José Luis se levanta. Bebe agua de una jarra que está en una mesita.

—Voy a arreglar el cuadro.

—Hagamos un ejercicio: trate de contro­lar ese impulso.

—¿Para qué?, ¿qué importancia tiene que nivele el cuadro?

—¿Qué importancia tiene que no lo nive­le? ¿Qué pasa si pierde el control?
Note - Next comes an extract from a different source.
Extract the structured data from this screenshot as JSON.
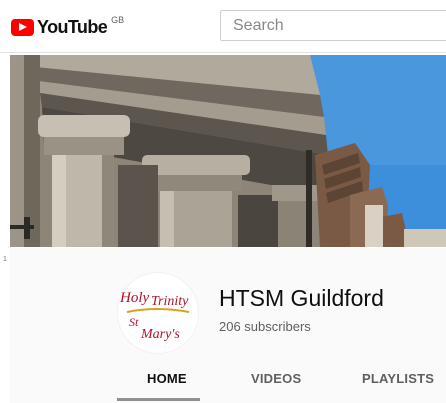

—Perdí el control en el asalto.

—¿Todos sus compañeros están presos?

—Detuvieron a tres, solo uno se peló, no sé cómo.

—¿Ha visto al que escapó?

—No sé dónde está.

—¿Se identifica con él?

—No. Se esfumó, a mí me llevaron a la cámara de Gesell.

—¿Qué opina de ese compañero? Usted se siente culpable. ¿Él le parece inocente?

—¿Qué insinúa?

—¿Él estaba dentro del banco?

—Sí, con los otros.

—¿Cómo logró salir?

—No tengo la más puta idea.

—Hagamos un ejercicio, me dijo que le gustan las teorías.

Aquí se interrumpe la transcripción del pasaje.